You think I was recently working on my backup strategy?  I was just working
on those persistent ANAL/DISK problems.

But I probably do need to work on my backup strategy.  I have been yanking
out a disk without quiescing and backing up the yanked disk, and I have not done any deliberate recovery testing, just defacto when I had to recover a file or compress a disk.  Just yanking a disk is easy, I just have to run command procedures, but as you point out, it might not have optimal reliability.

What's the easiest way to quiesce and yank? The only way I am sure of is to shutdown, boot with a CD, yank, then reboot normally.  I am not sure that
there is a console command that will yank a disk from a shadowset, but I
seem to recall one that will disable shadowing.
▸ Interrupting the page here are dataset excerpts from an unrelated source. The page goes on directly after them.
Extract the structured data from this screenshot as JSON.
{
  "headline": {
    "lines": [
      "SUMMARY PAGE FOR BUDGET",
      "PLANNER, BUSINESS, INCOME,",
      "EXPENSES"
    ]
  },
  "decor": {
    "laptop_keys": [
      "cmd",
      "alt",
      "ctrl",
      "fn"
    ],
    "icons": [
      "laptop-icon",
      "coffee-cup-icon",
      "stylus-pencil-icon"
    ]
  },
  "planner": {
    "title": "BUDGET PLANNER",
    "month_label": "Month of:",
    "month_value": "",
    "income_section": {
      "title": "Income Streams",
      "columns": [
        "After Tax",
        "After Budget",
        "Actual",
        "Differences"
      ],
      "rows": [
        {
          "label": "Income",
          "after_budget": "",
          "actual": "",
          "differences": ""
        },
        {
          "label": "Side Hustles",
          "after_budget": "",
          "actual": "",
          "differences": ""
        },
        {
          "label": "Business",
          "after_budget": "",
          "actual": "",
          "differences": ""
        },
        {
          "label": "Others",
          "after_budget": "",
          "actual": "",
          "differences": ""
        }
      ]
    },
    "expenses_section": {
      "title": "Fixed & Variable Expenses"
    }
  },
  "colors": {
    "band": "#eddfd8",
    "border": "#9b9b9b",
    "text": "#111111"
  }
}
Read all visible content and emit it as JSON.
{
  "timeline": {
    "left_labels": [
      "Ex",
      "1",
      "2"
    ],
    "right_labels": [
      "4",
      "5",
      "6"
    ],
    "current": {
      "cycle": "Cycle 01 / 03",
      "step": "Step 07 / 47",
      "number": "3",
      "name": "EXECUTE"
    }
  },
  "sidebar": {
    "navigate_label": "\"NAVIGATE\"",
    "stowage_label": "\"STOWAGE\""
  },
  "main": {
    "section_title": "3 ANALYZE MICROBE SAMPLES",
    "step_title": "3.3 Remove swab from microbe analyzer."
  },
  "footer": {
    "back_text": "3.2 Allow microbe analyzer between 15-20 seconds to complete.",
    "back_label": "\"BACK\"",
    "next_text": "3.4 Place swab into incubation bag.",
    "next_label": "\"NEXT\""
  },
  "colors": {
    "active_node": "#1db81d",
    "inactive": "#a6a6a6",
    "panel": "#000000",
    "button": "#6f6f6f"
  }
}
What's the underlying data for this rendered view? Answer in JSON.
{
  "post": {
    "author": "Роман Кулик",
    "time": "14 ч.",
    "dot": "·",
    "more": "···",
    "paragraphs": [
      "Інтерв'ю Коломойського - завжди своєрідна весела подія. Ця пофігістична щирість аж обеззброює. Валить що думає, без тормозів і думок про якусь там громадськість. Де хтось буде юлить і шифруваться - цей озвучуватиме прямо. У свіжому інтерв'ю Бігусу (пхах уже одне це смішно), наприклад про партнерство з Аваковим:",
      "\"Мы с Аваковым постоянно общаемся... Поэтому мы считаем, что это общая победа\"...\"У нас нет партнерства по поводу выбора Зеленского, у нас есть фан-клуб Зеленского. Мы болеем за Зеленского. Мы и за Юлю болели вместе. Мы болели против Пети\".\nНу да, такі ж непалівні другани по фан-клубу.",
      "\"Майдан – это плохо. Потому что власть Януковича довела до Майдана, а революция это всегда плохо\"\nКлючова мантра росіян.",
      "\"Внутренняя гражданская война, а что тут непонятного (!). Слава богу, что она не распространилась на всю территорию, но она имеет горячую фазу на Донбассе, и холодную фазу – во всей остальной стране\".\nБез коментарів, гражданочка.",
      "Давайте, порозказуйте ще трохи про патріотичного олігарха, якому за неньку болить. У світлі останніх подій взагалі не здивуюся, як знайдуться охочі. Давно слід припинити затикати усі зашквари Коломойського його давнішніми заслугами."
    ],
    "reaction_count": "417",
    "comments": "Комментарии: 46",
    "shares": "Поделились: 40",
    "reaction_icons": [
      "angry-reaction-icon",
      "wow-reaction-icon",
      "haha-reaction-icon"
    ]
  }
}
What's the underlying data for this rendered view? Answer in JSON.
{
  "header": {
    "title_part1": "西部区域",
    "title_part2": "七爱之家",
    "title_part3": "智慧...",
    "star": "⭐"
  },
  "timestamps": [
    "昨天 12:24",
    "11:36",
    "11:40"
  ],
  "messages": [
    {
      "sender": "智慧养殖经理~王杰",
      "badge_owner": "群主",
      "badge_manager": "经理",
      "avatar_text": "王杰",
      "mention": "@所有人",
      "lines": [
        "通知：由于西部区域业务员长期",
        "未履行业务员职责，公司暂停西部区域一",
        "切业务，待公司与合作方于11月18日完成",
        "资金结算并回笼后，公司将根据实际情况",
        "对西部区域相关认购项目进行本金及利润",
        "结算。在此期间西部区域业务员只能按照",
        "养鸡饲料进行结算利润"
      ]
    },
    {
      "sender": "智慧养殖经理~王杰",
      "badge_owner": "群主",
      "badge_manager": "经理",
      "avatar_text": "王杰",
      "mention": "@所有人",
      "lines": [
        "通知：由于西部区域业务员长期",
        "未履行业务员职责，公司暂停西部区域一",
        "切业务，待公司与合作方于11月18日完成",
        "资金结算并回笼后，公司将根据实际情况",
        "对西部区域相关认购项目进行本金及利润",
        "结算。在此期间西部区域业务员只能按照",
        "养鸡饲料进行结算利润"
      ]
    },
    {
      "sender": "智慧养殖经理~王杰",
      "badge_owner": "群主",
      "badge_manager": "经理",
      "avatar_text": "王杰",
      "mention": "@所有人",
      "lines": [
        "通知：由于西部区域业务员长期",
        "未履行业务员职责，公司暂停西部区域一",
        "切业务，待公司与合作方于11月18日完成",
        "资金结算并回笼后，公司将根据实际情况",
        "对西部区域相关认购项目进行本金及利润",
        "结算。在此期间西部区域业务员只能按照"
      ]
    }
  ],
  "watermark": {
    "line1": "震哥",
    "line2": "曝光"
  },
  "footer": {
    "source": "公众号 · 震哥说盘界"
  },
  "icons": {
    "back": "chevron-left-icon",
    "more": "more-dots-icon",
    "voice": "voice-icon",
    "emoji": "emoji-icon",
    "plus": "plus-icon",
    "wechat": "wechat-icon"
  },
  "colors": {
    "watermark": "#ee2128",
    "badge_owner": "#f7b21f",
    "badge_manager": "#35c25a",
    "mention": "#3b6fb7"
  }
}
I have noticed that sometimes a yanked disk will not run ANAL/DISK clean. This also seems to be transient.

> 
> That's a much smaller window of downtime.   Test the recovery process 
> 
> periodically.
> 
> 
> 
> > The other 4 systems run ANAL/DISK clean, if they have transient 
> 
> > warnings at all then it must be at a much lower rate.
> 
> 
> 
> I'd look to replace all of the disks in this configuration, just 
> 
> because most of them are probably as old as those boxes.  As good as 
> 
> the old DEC SCSI disks were, statistically, they're failure fodder 
> 
> given their likely relative ages.
> 
> 
> 
> > All 5 systems are V7.3-2.
> 
> 
> 
> Ancient.

Me have no wampum for support for many moons, paleface.

> 
> 
> 
> > The one with the transients is a DS10  466mhz.
> 
> 
> 
> Shut it down, boot from CD or a backup disk, and try again.  Quiesce 
> 
> the environment, in other words.
> 
> 
> 
> > The others are DS10s 466 or 600 and one is an AS800.
> 
> 
> 
> The arsenal of the ancient, eh?  One rx2660 would likely easily replace 
> 
> this whole configuration.

Heck, one DS10 600 could probably replace the whole thing.

There was this idea that running on 4 systems made a total failure less likely, so we spread it out over 4 systems plus a development system that could act also as a quickly configurable spare.  But this was kind of pointless.  Someone once brought almost all of it down by yanking on one thin wire which was THE thinwire. Now we have thickwire with one switch that revolutionized bringing down the system - it can be done remotely without yanking a cable.  Or by one dead UPS battery or by unplugging the switch.  All or most of these have happened.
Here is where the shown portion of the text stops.